Por: Mauricio Jaramillo Jassir
Profesor asociado de la Facultad de Estudios Internacionales, Políticos y Urbanos, Universidad del Rosario
No hay forma de reconocer un nuevo mandato de Nicolás Maduro, o no al menos, en las actuales circunstancias. La solicitud de publicación de las actas no es un capricho y quienes se preguntan por otros casos de Estados donde no se exigen, aquello puede ser cierto, pero no exime a las autoridades venezolanas de su responsabilidad. Recordémoslo: en 2006 a Andrés Manuel López Obrador (AMLO) hoy mandatario mexicano, le fue arrebatada la victoria sin un ápice de la actual indignación regional. Tampoco se han hecho exigencias análogas a la grosera relección de Nayib Bukele que no sólo concentra el poder como ningún presidente salvadoreño en el postconflicto, sino que viene antecedido de ejecuciones extrajudiciales y una campaña de seguridad basada en violaciones a los derechos humanos. Sin embargo, el progresismo debe recordar que la doble moral de la derecha no está en discusión. Es más, podría hasta no ser, pues queda claro que este extremismo reaccionario conservador es por definición anti derechos. La derecha no defiende el Estado de derecho para Venezuela, sino que promueve un golpe que cambie el rumbo ideológico en un territorio clave para los cálculos geopolíticos actuales (Arco Minero y la Faja de Orinoco).
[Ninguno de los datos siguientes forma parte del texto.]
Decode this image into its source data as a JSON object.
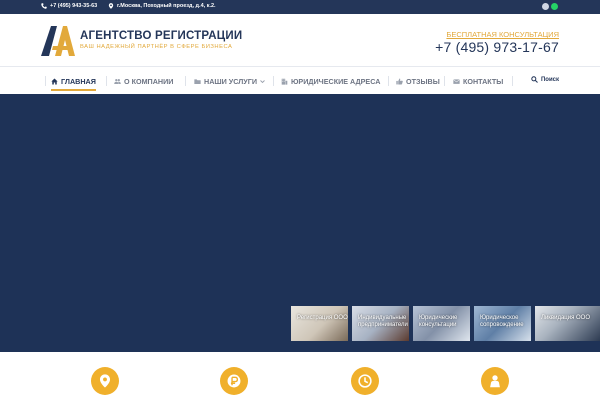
{
  "topbar": {
    "phone": "+7 (495) 943-35-63",
    "address": "г.Москва, Походный проезд, д.4, к.2."
  },
  "header": {
    "logo_title": "АГЕНТСТВО РЕГИСТРАЦИИ",
    "logo_tagline": "ВАШ НАДЕЖНЫЙ ПАРТНЁР В СФЕРЕ БИЗНЕСА",
    "consult_label": "БЕСПЛАТНАЯ КОНСУЛЬТАЦИЯ",
    "phone": "+7 (495) 973-17-67"
  },
  "nav": {
    "items": [
      {
        "label": "ГЛАВНАЯ",
        "icon": "home-icon"
      },
      {
        "label": "О КОМПАНИИ",
        "icon": "users-icon"
      },
      {
        "label": "НАШИ УСЛУГИ",
        "icon": "folder-icon"
      },
      {
        "label": "ЮРИДИЧЕСКИЕ АДРЕСА",
        "icon": "building-icon"
      },
      {
        "label": "ОТЗЫВЫ",
        "icon": "thumbs-up-icon"
      },
      {
        "label": "КОНТАКТЫ",
        "icon": "envelope-icon"
      }
    ],
    "search_label": "Поиск"
  },
  "thumbnails": [
    {
      "caption": "Регистрация ООО"
    },
    {
      "caption": "Индивидуальные предприниматели"
    },
    {
      "caption": "Юридические консультации"
    },
    {
      "caption": "Юридическое сопровождение"
    },
    {
      "caption": "Ликвидация ООО"
    }
  ],
  "features": [
    {
      "icon": "map-marker-icon"
    },
    {
      "icon": "ruble-icon"
    },
    {
      "icon": "clock-icon"
    },
    {
      "icon": "person-icon"
    }
  ],
  "colors": {
    "brand_navy": "#243659",
    "hero_navy": "#1e3257",
    "accent_gold": "#e2a93b",
    "feature_orange": "#f0b02b"
  }
}
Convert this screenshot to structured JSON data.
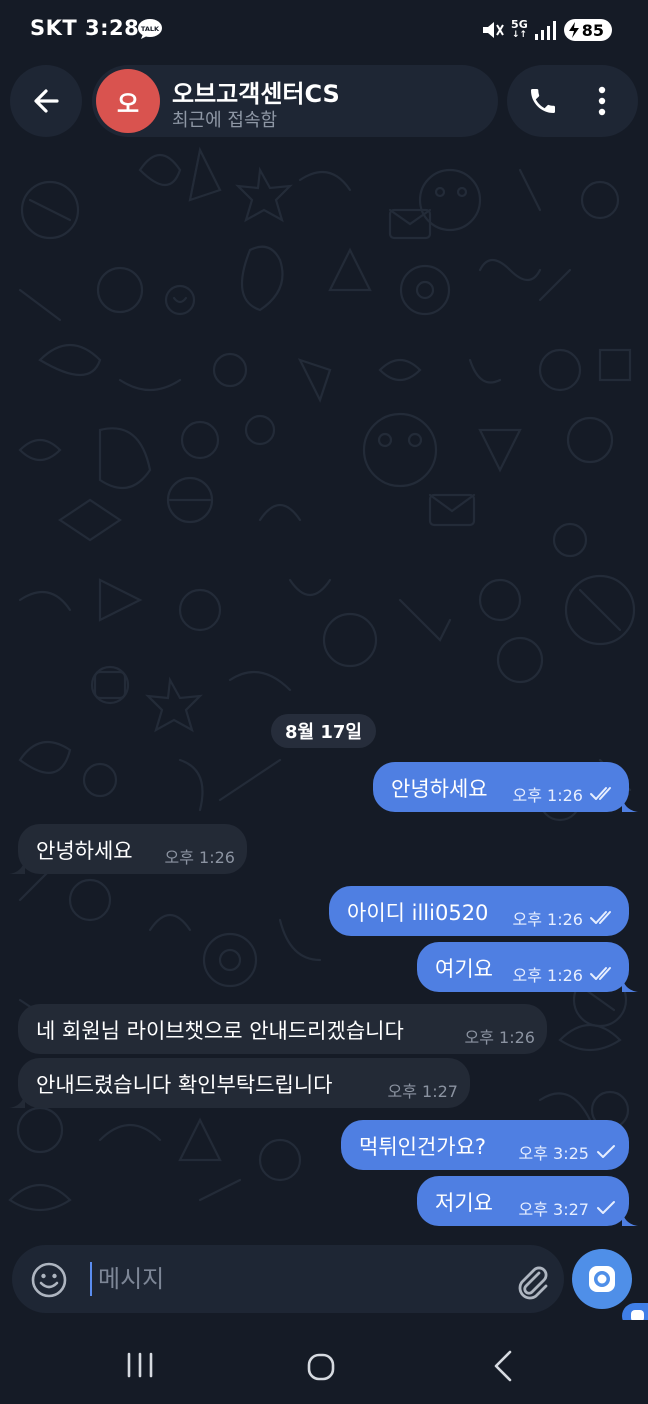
{
  "status_bar": {
    "carrier": "SKT",
    "time": "3:28",
    "talk_badge": "TALK",
    "network": "5G",
    "battery": "85"
  },
  "header": {
    "avatar_letter": "오",
    "name": "오브고객센터CS",
    "status": "최근에 접속함"
  },
  "date_divider": "8월 17일",
  "messages": [
    {
      "direction": "out",
      "text": "안녕하세요",
      "time": "오후 1:26",
      "receipt": "read"
    },
    {
      "direction": "in",
      "text": "안녕하세요",
      "time": "오후 1:26"
    },
    {
      "direction": "out",
      "text": "아이디 illi0520",
      "time": "오후 1:26",
      "receipt": "read"
    },
    {
      "direction": "out",
      "text": "여기요",
      "time": "오후 1:26",
      "receipt": "read"
    },
    {
      "direction": "in",
      "text": "네 회원님 라이브챗으로 안내드리겠습니다",
      "time": "오후 1:26"
    },
    {
      "direction": "in",
      "text": "안내드렸습니다 확인부탁드립니다",
      "time": "오후 1:27"
    },
    {
      "direction": "out",
      "text": "먹튀인건가요?",
      "time": "오후 3:25",
      "receipt": "sent"
    },
    {
      "direction": "out",
      "text": "저기요",
      "time": "오후 3:27",
      "receipt": "sent"
    }
  ],
  "composer": {
    "placeholder": "메시지"
  },
  "colors": {
    "background": "#151b26",
    "outgoing_bubble": "#4f7fe2",
    "incoming_bubble": "#232a36",
    "avatar": "#d9534f",
    "accent": "#4f8fe8"
  },
  "icons": [
    "back-arrow-icon",
    "phone-icon",
    "more-vert-icon",
    "emoji-icon",
    "attach-icon",
    "camera-icon",
    "double-check-icon",
    "single-check-icon",
    "recent-apps-icon",
    "home-icon",
    "nav-back-icon"
  ]
}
Al margen del oportunismo abyecto propio de la derecha, el progresismo debe insistir en una transición al margen de la presión; o bien para reconocer en las actuales condiciones a Maduro lo cual puede llevar a un bloqueo sin antecedentes de la situación en los próximos seis años; o a Edmundo González Urrutia, quien ha hablado de fraude desde antes del 28J. Otro despropósito consiste en alinearse con la tesis del fraude sin la debida evidencia, estrategia que la ha permito a Gabriel Boric ganar popularidad con miras a su campaña, pero que en nada contribuye a la transición venezolana. Tampoco faltan las voces que apuntan a dos descuadernadas reflexiones pero que parecen tener acogida (¡incluso en sectores que se reivindican como demócratas o centro-progresistas!). De un lado, acudiendo a una lógica bastante peculiar, se afirma que Gustavo Petro sería responsable de las violaciones a los derechos humanos en el vecino país, una afirmación que se populariza con mecánica goebbeliana en las redes sociales. Con ella, políticos y comunicadores posan de defensores de derechos humanos. La otra postura más riesgosa aún, revive el ánimo de un golpe para “salir de Maduro”. Se trata de un viejo anhelo del exmandatario Iván Duque, del actual secretario general de la OEA Luis Almagro y en general de los gobiernos de derecha que han apostado por las vías de hecho y descartado cualquier negociación. Una intervención extranjera sería catastrófica para toda la región, como también lo ha sido la postura unilateral y demagoga de algunos gobiernos que hacen política electorera con la crisis política venezolana. Solamente Brasil, Colombia y México han mantenido una postura considerable como regional, institucional y viable pensando en un proceso democrático viable y equilibrado.
Ha hecho bien este sector del progresismo en no caer en la tentación de apoyar las salidas unilaterales para Venezuela que en el pasado han sido tan costosas. En su propuesta de solución, Petro cometió el error de mencionar el Frente Nacional, con ello opacó la iniciativa que parecería viable y que consiste en un gobierno de unidad nacional que permita la introducción de cambios tan graduales como consensuados e inclusivos. La alusión al pacto elitista del 57 terminó desviando la atención y a una prensa hegemónica acostumbrada a los simplismos le cayó como anillo al dedo. Para ellos sólo sirve el golpe o la intervención.
A Venezuela hay que sacarla del fangoso terreno de la demagogia. Sólo el progresismo puede evitar una tragedia que en América Latina tiene numerosos antecedentes (Guatemala 1954, República Dominicana 1963, Brasil 1964, y Chile 1973, entre otros).